Tuesday, 29 November 2016

GEORGE HAD A DEEP FASCINATION WITH F1 RACING

George's love of fast vehicles predates his passion for music. "I was 12 when I saw Liverpool's first British Grand Prix, in Aintree," he remembered. "I followed Formula One until the time we started being professional musicians, and even then in the Sixties, though we were so busy, I caught a few races, mainly Monte Carlo."

He possessed a number of powerful cars once the hefty Beatles' profits began to roll in, including a Jaguar XKE, Ferrari 365 GTC, and an Aston Martin DB4. On February 28th, 1972, he had his license taken away for the second time that year after he crashed his Mercedes into a lamppost at 90 miles an hour, with Patti Boyd flying into the windshield. She would spend the next few weeks recovering from a concussion.

The scary incident wasn't enough to keep Harrison out of the fast lane. By the end of the Seventies he made friends with Jackie Stewart, the retired triple world champion Formula One driver. "It was really through him that I got backstage, and it's much more interesting back there," says Harrison. "Jackie was the outspoken world champion, and he lived to tell the story."

Though the sport may seem initially seem like an odd choice for a man who often dismissed the secular world in favor of more pious pursuits, Stewart insists that F1 tapped into a meditative, almost spiritual side. "When you're driving a racing car to the absolute limit of its ability, and that of your own ability, it's a very unique emotion and experience," he said in Martin Scorsese's 2011 documentary Living in the Material World. "When that happens, your senses are so strong. That's what I think George saw in racing. We talked about things like that a lot: heightened sense, of your feel and your touch and your feet. … If you listen to a really top guitarist, or any top musician, and how they can make that guitar talk, or that keyboard talk, or the skins talk, that's another heightening of senses that is beyond the ken, the knowledge of any normal man or woman."

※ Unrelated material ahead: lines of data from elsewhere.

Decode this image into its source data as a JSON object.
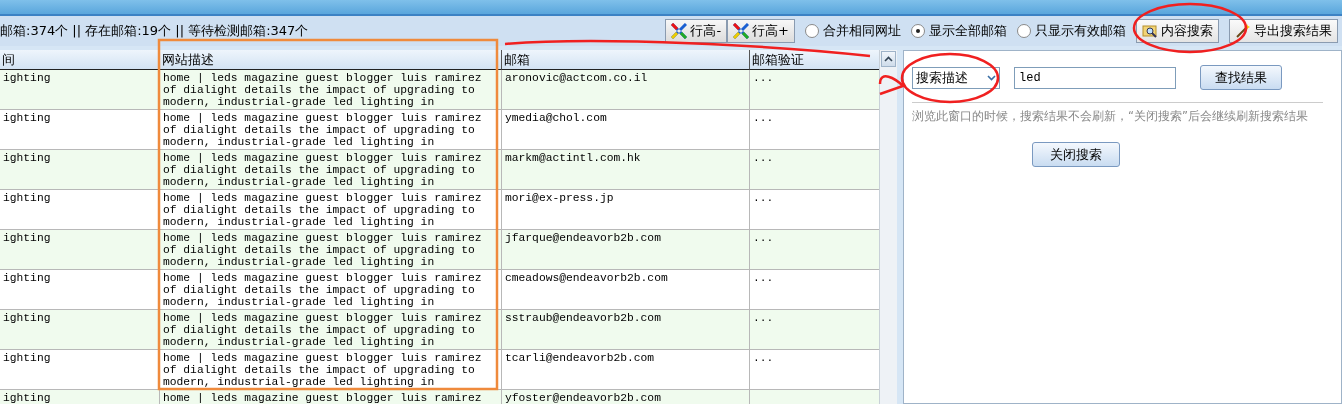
{
  "status_text": "邮箱:374个 || 存在邮箱:19个 || 等待检测邮箱:347个",
  "toolbar": {
    "buttons": [
      {
        "kind": "row-height",
        "label": "行高-"
      },
      {
        "kind": "row-height",
        "label": "行高+"
      }
    ],
    "radios": [
      {
        "label": "合并相同网址",
        "selected": false
      },
      {
        "label": "显示全部邮箱",
        "selected": true
      },
      {
        "label": "只显示有效邮箱",
        "selected": false
      }
    ],
    "actions": [
      {
        "kind": "search",
        "label": "内容搜索"
      },
      {
        "kind": "export",
        "label": "导出搜索结果"
      }
    ]
  },
  "table": {
    "columns": [
      "间",
      "网站描述",
      "邮箱",
      "邮箱验证"
    ],
    "rows": [
      {
        "column_1": "ighting",
        "description": "home | leds magazine guest blogger luis ramirez\nof dialight details the impact of upgrading to\nmodern, industrial-grade led lighting in",
        "email": "aronovic@actcom.co.il",
        "verify": "..."
      },
      {
        "column_1": "ighting",
        "description": "home | leds magazine guest blogger luis ramirez\nof dialight details the impact of upgrading to\nmodern, industrial-grade led lighting in",
        "email": "ymedia@chol.com",
        "verify": "..."
      },
      {
        "column_1": "ighting",
        "description": "home | leds magazine guest blogger luis ramirez\nof dialight details the impact of upgrading to\nmodern, industrial-grade led lighting in",
        "email": "markm@actintl.com.hk",
        "verify": "..."
      },
      {
        "column_1": "ighting",
        "description": "home | leds magazine guest blogger luis ramirez\nof dialight details the impact of upgrading to\nmodern, industrial-grade led lighting in",
        "email": "mori@ex-press.jp",
        "verify": "..."
      },
      {
        "column_1": "ighting",
        "description": "home | leds magazine guest blogger luis ramirez\nof dialight details the impact of upgrading to\nmodern, industrial-grade led lighting in",
        "email": "jfarque@endeavorb2b.com",
        "verify": "..."
      },
      {
        "column_1": "ighting",
        "description": "home | leds magazine guest blogger luis ramirez\nof dialight details the impact of upgrading to\nmodern, industrial-grade led lighting in",
        "email": "cmeadows@endeavorb2b.com",
        "verify": "..."
      },
      {
        "column_1": "ighting",
        "description": "home | leds magazine guest blogger luis ramirez\nof dialight details the impact of upgrading to\nmodern, industrial-grade led lighting in",
        "email": "sstraub@endeavorb2b.com",
        "verify": "..."
      },
      {
        "column_1": "ighting",
        "description": "home | leds magazine guest blogger luis ramirez\nof dialight details the impact of upgrading to\nmodern, industrial-grade led lighting in",
        "email": "tcarli@endeavorb2b.com",
        "verify": "..."
      },
      {
        "column_1": "ighting",
        "description": "home | leds magazine guest blogger luis ramirez",
        "email": "yfoster@endeavorb2b.com"
      }
    ]
  },
  "search_panel": {
    "field_select": "搜索描述",
    "query": "led",
    "find_button": "查找结果",
    "note": "浏览此窗口的时候，搜索结果不会刷新，“关闭搜索”后会继续刷新搜索结果",
    "close_button": "关闭搜索"
  }
}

Harrison later paid tribute to Stewart, and the entire F1 crew, with his 1979 song "Faster." The proceeds went to support the cancer charity of late Swedish driver Gunnar Nilsson, who succumbed to the disease a year earlier. The video features Harrison being chauffeured around by Stewart himself. "It's easy to write about V-8 engines and vroom vroom – that would have been bullshit," Harrison told Mick Brown in 1979. "But I'm happy with the lyrics because it can be seen to be about one driver specifically or any of them, and if it didn't have the motor-racing noises, it could be about the Fab Four really – the jealousies and things like that."

In 1994, Harrison became one of 100 people to order a McLaren F1 road car. Once clocked at reaching 231 miles an hour, the vehicle retailed for upwards of 640,000 pounds – or $984,000.

"After George had commissioned the F1, he counted down the weeks," McLaren designer Gordon Murray said in Living in the Material World. "Each car took three months to build. They were truly handmade. He almost drove us mad while we were building the car: 'Could you fit just another elephant in?' But it was good fun. As it got nearer the time for the collection, he could hardly wait. He loved the car, not just because it was something he'd seen from its conception right through to having his own personalized car, he loved it as a sports car as well. It's a pretty frightening experience to drive one: 630 horsepower with no ABS, no power brakes, no power steering, no traction control. He loved that. And he loved the noise it made, as well."